Олемир нахмурился – слишком много правды было в словах ладожского боярина. Конечно, у Доброгаста в этом деле есть свой корыстный интерес. Помогая князьям Олегасту и Ингеру, он торит себе дорогу в родные места. Горек хлеб чужбины, что там ни говори, но еще горше, когда ты становишься чужим на родной земле, а воеводе Олемиру крещеные ближники Аскольда уже дали понять, что он в их кругу лишний. Словно это не Олемир ходил с Аскольдом на Царьград, словно это не он стоял насмерть под Смоленском, словно и не было той битвы с печенегами, где он спас великого князя от неминуемой смерти. Теперь любой молокосос, нацепивший на ворот чужую цацку, норовит сесть за стол выше старого заслуженного воеводы. А Олемира уже не на всякий пир зовут и норовят обнести княжьими дарами, ибо он человек чужой веры. Вот как ныне в Киеве.
Но ведь это не воевода отрекся от веры предков, а князь Аскольд и его расторопные ближники, возомнившие себя избранными на божьем пиру. Может, их новый бог и сильнее богов славянских, но это еще доказать надо. И доказать не только Киеву, но и воеводе Олемиру.
– Где сейчас находится князь Олег? – спросил у Доброгаста воевода.
– В Смоленске.
– Ну что ж, посылай к нему гонцов. И пусть свершится то, что задумали славянские боги.
Князь Аскольд едва ли не впервые за последние годы вышел из храма с просветленной душой. Хотя нет, был в его жизни еще один светлый день. Это случилось три года назад, когда он узнал о смерти своего заклятого врага Воислава Рерика. Радость была двойная, ибо в сражении, где пал Черный Ворон, были вдребезги разбиты хазары каган-бека Вениамина, еще одного недруга великого киевского князя. Аскольд получил передышку в несколько лет и сумел ею воспользоваться для укрепления истинной веры в Полянских землях.

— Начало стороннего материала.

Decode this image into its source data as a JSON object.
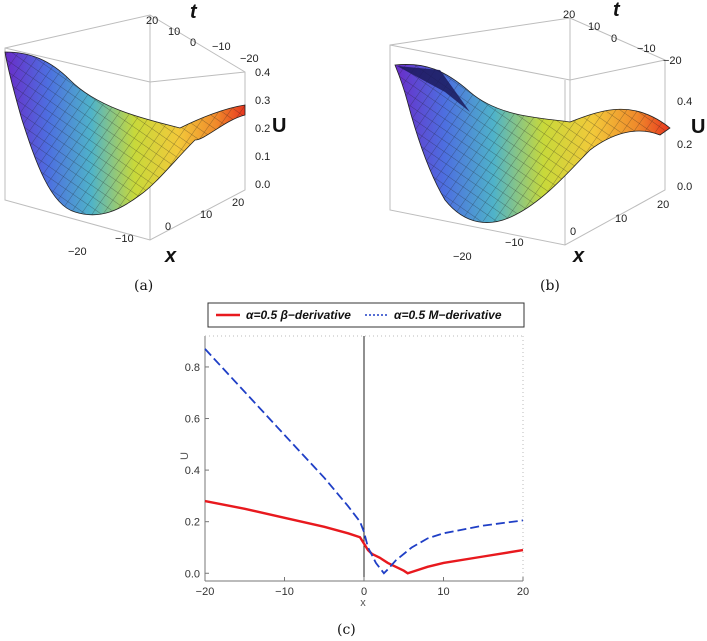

Но в последнее время над Киевом вновь начали сгущаться тучи. Смерть князя Дира поставила Аскольда перед мучительным выбором. Пока в Киеве было два князя, вопрос веры мало кого волновал. Хочешь кланяться Христу – иди к Аскольду, хочешь сохранить веру пращуров – иди к Диру. А ныне многие бояре застыли в растерянности. Конечно, к Христовой вере их никто не собирается принуждать силой, но ведь любому дурню ясно, что, держась за старину, в ближники великого князя Аскольда не выйдешь.

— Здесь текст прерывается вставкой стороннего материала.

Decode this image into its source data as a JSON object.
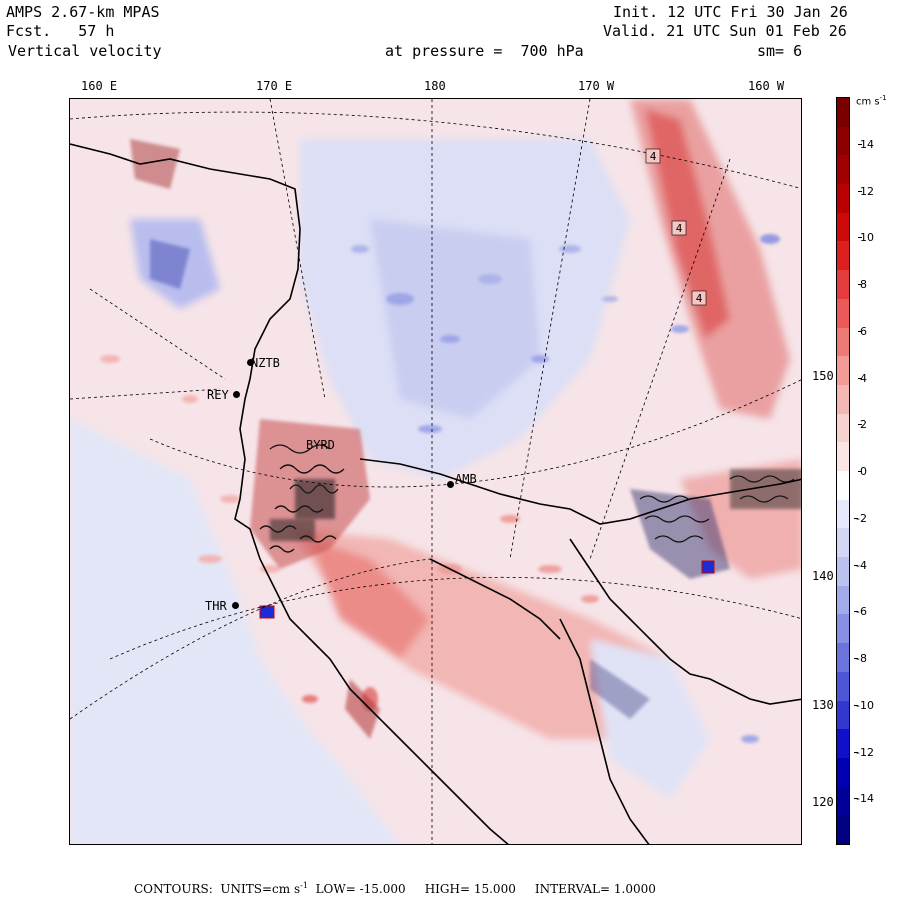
{
  "header": {
    "model": "AMPS 2.67-km MPAS",
    "fcst_label": "Fcst.",
    "fcst_value": "57 h",
    "field": "Vertical velocity",
    "init": "Init. 12 UTC Fri 30 Jan 26",
    "valid": "Valid. 21 UTC Sun 01 Feb 26",
    "pressure_label": "at pressure =",
    "pressure_value": "700 hPa",
    "smoothing": "sm= 6"
  },
  "longitude_labels": [
    "160 E",
    "170 E",
    "180",
    "170 W",
    "160 W"
  ],
  "latitude_labels": [
    "150 W",
    "140 W",
    "130 W",
    "120 W"
  ],
  "stations": [
    "NZTB",
    "REY",
    "BYRD",
    "AMB",
    "THR"
  ],
  "contour_labels": [
    "4",
    "4",
    "4"
  ],
  "colorbar": {
    "units": "cm s",
    "units_exp": "-1",
    "tick_labels": [
      "14",
      "12",
      "10",
      "8",
      "6",
      "4",
      "2",
      "0",
      "-2",
      "-4",
      "-6",
      "-8",
      "-10",
      "-12",
      "-14"
    ],
    "colors": [
      "#7a0000",
      "#8c0000",
      "#a00000",
      "#b80000",
      "#cc0a0a",
      "#dc2020",
      "#e43c3c",
      "#ea5a58",
      "#ee7a76",
      "#f29a96",
      "#f5b7b4",
      "#f8d2d0",
      "#fbe6e5",
      "#ffffff",
      "#e6e8fb",
      "#d3d7f6",
      "#bcc2f0",
      "#a2aaea",
      "#8890e4",
      "#6a74dc",
      "#4d57d6",
      "#3038d0",
      "#1010c8",
      "#0000b0",
      "#000098",
      "#000080"
    ]
  },
  "footer": {
    "contours": "CONTOURS:",
    "units": "UNITS=cm s",
    "units_exp": "-1",
    "low": "LOW= -15.000",
    "high": "HIGH= 15.000",
    "interval": "INTERVAL= 1.0000"
  }
}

Леонидас уговаривал Аскольда действовать увещеваниями и не гнать от себя бояр-язычников, ибо рано или поздно и на них найдет просветление, они отрекутся от ложных идолов и вознесут молитвы к истинному богу. Но Аскольду, ставшему единоличным правителем полянской земли, нужен был не совет умного ближника, а знак свыше, и неожиданно он этот знак получил.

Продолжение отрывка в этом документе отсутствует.